A very old, worn, and faded black man, with a stubble of white beard, a farmer, dressed in a dirty once-white cloth gathered at the shoulder in the manner of a Roman toga, came out from behind one of the mud and wattle huts, and guided us back down the road and off it to the left to a very good camp site. He was a very discouraged-looking old man and after Pop and Dan had talked with him he went off, seeming more discouraged than before, to bring some guides whose names Dan had written on a piece of paper as being recommended by a Dutch hunter who had been here a year ago and who was Dan's great friend.

We took the seats out of the car to use as a table and benches, and spreading our coats to sit on had a lunch in the deep shade of a big tree, drank some beer, and slept or read while we waited for the lorries to come up. Before the lorries arrived the old man came back with the skinniest, hungriest, most unsuccessful looking of Wanderobos who stood on one leg, scratched the back of his neck and carried a bow and quiver of arrows and a spear. Queried as to whether this was the guide whose name we had, the old man admitted he was not and went off more discouraged than ever, to get the official guides.

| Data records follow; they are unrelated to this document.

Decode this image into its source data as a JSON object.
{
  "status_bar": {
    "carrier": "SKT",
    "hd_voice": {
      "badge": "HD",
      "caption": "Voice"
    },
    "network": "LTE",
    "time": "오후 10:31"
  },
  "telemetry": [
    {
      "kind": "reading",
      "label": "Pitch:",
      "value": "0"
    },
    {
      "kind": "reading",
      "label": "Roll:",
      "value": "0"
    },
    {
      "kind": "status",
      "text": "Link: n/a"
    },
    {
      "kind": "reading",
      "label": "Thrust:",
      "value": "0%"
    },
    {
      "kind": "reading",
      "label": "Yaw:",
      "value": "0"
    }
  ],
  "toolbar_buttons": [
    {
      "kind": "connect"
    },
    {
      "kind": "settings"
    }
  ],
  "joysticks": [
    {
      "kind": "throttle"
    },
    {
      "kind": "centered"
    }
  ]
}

When we woke next the old man was standing with the two official and highly-clothed-in-khaki guides and two others, quite naked, from the village. There was a long palaver and the head one of the two khaki-panted guides showed his credentials, a To Whom It May Concern, stating the bearer knew the country well and was a reliable boy and capable tracker. This was signed by so and so, professional hunter. The khaki-clothed guide referred to this professional hunter as B'wana Simba and the name infuriated us all.

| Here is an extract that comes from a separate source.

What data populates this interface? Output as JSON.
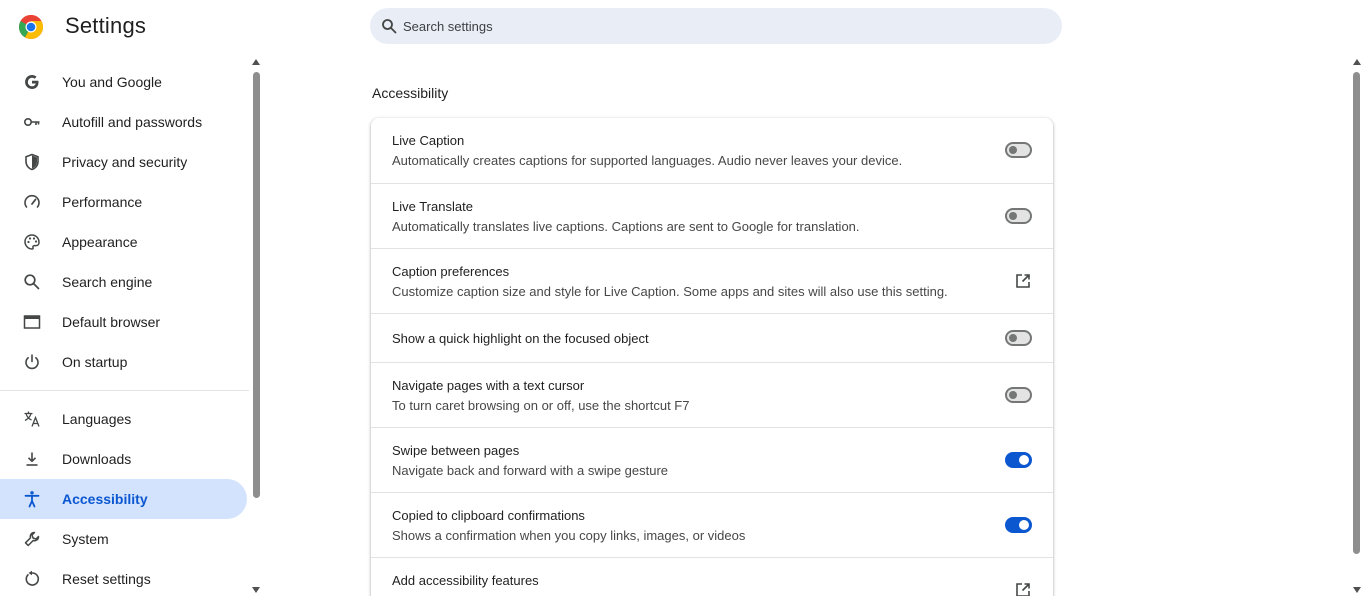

'Some bloke that killed a lion once,' Pop said.

'Tell him I am B'wana Fisi, the hyena slaughterer,' I told Dan. 'B'wana Fisi chokes them with his naked hands.'

Dan was telling them something else.

'Ask them if they would like to meet B'wana Hop-Toad, the inventor of the hoptoads and Mama Tziggi, who owns all these locusts.'

Dan ignored this. It seemed they were discussing money. After ascertaining their customary daily wage, Pop told them if either of us killed a kudu the guide would receive fifteen shillings.

'You mean a pound,' said the leading guide.

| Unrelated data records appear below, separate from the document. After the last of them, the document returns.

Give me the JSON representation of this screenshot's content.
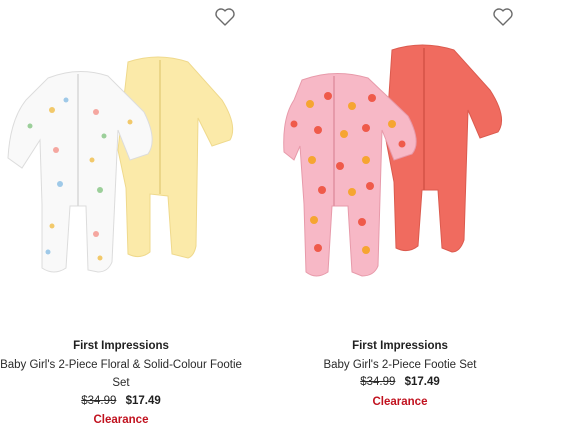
{
  "products": [
    {
      "brand": "First Impressions",
      "title": "Baby Girl's 2-Piece Floral & Solid-Colour Footie Set",
      "original_price": "$34.99",
      "sale_price": "$17.49",
      "badge": "Clearance",
      "image_icon": "floral-footie-set-image",
      "colors": {
        "front": "#f7f7f7",
        "back": "#fbe8a8"
      }
    },
    {
      "brand": "First Impressions",
      "title": "Baby Girl's 2-Piece Footie Set",
      "original_price": "$34.99",
      "sale_price": "$17.49",
      "badge": "Clearance",
      "image_icon": "fruit-footie-set-image",
      "colors": {
        "front": "#f6b7c4",
        "back": "#f06a5e"
      }
    }
  ],
  "favorite_icon": "heart-outline-icon",
  "accent_sale": "#c1121f"
}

'They seem to know what they're up to,' Pop said. 'I must say I don't care for this sportsman in spite of what B'wana Simba says.'

B'wana Simba, by the way, we later found out to be an excellent hunter with a wonderful reputation on the coast.

'We'll put them into two lots and you draw from them,' Pop suggested, 'one naked one and one with breeches in each lot. I'm all for the naked savage, myself, as a guide.'

On suggesting to the two testimonial-equipped, breeched guides that they select an unclothed partner, we found this would not work out. Loud Mouth, the financial and, now, theatrical, genius who was giving a gesture-by-gesture reproduction of How B'wana Simba Killed His Last Kudu interrupted it long enough to state he would only hunt with Abdullah.

Abdullah, the short, thick-nosed, educated one, was His Tracker. They always hunted together. He himself did not track. He resumed the pantomime of B'wana Simba and another character known as B'wana Doktor and the horned beasts.

'We'll take the two savages as one lot and these two Oxonians as the other,' Pop said.